Data Description Schemata

A Critique

Our experience with defining and attempting to use XML schemata for description of the various data archives in the VSO testbed suggests to me the following clarification of the problems to be addressed.
  1. Each archive needs to be able to describe its searchable data in an abstract schema that can be uniquely mapped to its own search procedures. For a relational database this may involve describing all the searchable keywords and the meaningful ranges of associated values, or at least those values supporting VSO. (It is possible that only part of an archive may be revealed to VSO, with private components of the archive unindexed as it were, for whatever reasons apply.) For a flat database the schema may involve simply the range of syntactically meaningful names. Problems specific to such descriptions include:
  2. In order to support a common search tool and user interface, the syntactic meanings of the components of the individual schemata need to be coordinated. This is of course the heart of the interoperability problem. It is clear that similar or identical terms may be used by various archives, or even wiuthin a single archive in different contexts, with different syntactic meanings, and different terms may be used with the same syntactic meaning. Obvious examples are certain of the keywords reserved by the FITS standard, defined in contexts not wholly appropriate to the particular data set in question. It is not clear to me how the translation to a common schema with a well-defined dictionary can be accomplished except by bilateral negotiation of definitions. We hope that by building a core vocabulary from representative testbed archives, we can minimize the number of terms to be added, or worse, redefined, as additional schemata are ingested.
  3. A separate schema may be required to describe the nature and functionality of the archive itself: data formats, access protocols, data accessibility, costs in both literal network senses, sources of information, conditions of use, and so forth. These may also include `hidden' keywords such as the identity of the archive (always matched for queries directed to that archive). The same remarks as above about negotiating syntactic meanings apply to this problem as well.

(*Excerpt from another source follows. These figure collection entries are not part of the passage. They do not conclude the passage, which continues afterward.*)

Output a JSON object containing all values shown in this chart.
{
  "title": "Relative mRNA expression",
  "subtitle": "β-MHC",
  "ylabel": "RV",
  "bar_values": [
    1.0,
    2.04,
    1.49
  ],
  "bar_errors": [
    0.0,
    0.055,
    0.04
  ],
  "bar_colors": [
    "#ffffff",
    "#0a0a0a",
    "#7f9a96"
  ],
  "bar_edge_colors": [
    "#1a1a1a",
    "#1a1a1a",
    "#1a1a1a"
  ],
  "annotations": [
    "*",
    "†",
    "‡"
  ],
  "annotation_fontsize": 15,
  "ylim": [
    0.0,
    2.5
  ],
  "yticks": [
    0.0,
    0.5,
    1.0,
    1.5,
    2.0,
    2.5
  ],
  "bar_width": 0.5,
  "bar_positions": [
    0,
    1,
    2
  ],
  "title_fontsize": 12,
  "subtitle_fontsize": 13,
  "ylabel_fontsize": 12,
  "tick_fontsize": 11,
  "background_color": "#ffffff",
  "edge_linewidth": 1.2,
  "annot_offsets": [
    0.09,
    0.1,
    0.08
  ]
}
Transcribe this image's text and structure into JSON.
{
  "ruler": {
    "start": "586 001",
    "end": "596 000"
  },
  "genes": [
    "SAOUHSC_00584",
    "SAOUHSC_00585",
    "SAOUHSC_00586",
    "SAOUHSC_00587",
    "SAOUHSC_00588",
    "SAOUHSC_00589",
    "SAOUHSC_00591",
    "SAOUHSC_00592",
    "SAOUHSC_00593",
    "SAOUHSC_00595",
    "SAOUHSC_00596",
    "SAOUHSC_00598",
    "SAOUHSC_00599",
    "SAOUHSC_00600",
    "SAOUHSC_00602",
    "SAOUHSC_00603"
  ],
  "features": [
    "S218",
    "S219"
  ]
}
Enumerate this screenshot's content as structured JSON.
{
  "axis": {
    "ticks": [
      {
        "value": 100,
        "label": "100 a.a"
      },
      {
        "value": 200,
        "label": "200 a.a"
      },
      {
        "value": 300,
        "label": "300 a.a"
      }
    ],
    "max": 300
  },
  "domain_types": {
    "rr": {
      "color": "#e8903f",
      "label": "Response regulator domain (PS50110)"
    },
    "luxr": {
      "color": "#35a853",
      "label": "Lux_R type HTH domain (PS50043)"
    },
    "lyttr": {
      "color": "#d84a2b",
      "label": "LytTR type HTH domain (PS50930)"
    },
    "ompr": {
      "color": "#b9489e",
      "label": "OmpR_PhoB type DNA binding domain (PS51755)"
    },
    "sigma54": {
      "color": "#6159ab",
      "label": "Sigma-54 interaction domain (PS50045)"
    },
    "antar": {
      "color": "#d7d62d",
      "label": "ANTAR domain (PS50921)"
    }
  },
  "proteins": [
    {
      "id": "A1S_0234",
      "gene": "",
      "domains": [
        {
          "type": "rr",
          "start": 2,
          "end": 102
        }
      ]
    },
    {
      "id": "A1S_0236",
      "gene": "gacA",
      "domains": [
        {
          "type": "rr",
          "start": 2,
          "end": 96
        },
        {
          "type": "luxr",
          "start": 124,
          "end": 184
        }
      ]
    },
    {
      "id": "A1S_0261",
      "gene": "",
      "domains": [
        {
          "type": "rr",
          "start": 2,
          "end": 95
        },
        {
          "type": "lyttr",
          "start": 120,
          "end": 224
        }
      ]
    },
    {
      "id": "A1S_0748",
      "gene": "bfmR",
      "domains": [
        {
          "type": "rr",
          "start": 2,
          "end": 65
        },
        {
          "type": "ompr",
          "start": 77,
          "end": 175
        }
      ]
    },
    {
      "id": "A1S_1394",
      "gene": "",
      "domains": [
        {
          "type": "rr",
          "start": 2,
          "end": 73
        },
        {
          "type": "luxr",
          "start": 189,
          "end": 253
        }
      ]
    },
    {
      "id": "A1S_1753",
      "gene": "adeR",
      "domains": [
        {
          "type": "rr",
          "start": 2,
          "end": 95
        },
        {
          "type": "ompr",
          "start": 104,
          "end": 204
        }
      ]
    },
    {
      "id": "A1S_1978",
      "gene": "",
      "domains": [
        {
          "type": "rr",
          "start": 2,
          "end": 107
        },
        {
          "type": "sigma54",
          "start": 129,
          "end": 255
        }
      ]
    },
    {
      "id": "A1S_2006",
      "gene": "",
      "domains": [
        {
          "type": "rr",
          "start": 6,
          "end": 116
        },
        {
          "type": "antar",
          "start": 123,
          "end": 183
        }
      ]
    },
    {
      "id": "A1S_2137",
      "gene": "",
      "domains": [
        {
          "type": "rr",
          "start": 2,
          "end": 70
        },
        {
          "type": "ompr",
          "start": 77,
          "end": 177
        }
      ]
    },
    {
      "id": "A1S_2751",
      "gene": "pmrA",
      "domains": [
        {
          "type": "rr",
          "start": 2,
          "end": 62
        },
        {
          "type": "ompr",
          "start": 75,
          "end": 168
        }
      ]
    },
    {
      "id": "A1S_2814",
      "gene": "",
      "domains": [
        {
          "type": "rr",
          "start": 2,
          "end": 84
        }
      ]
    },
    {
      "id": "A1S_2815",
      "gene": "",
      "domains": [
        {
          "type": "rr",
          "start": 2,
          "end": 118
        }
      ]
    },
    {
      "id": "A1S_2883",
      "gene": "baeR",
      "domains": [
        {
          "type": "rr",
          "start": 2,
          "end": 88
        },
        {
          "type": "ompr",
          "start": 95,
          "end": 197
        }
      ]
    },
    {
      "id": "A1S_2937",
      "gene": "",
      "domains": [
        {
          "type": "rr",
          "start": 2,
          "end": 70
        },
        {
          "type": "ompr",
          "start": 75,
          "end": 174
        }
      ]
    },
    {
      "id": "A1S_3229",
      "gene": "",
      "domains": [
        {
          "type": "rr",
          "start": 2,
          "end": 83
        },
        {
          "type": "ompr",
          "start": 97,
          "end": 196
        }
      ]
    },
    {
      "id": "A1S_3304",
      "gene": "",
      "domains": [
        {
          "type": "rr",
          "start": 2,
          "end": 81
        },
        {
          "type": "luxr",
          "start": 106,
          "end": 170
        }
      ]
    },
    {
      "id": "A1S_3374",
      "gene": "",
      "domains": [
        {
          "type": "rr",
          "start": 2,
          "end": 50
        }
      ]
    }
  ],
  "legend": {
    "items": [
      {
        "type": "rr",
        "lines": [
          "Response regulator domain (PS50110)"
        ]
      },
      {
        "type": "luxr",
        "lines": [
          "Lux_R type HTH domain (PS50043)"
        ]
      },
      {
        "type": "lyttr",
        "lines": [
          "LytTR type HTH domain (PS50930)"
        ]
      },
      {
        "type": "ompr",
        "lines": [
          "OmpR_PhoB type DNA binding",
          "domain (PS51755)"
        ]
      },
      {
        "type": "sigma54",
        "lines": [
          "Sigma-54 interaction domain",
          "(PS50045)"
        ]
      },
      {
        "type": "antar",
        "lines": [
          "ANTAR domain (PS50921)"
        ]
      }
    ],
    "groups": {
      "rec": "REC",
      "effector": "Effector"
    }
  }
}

  4. A schema based on the common dictionaries constructed above needs to be defined so that independent search tools can be constructed, or their capabilities integrated into existing search services. This is a comparatively trivial problem, as it should really only be necessary to construct a single simple search tool. Integration into existing services only involves either reflection of the translations involved in problem (2), or mirroring of the search services of the VSO example for terms without local meaning.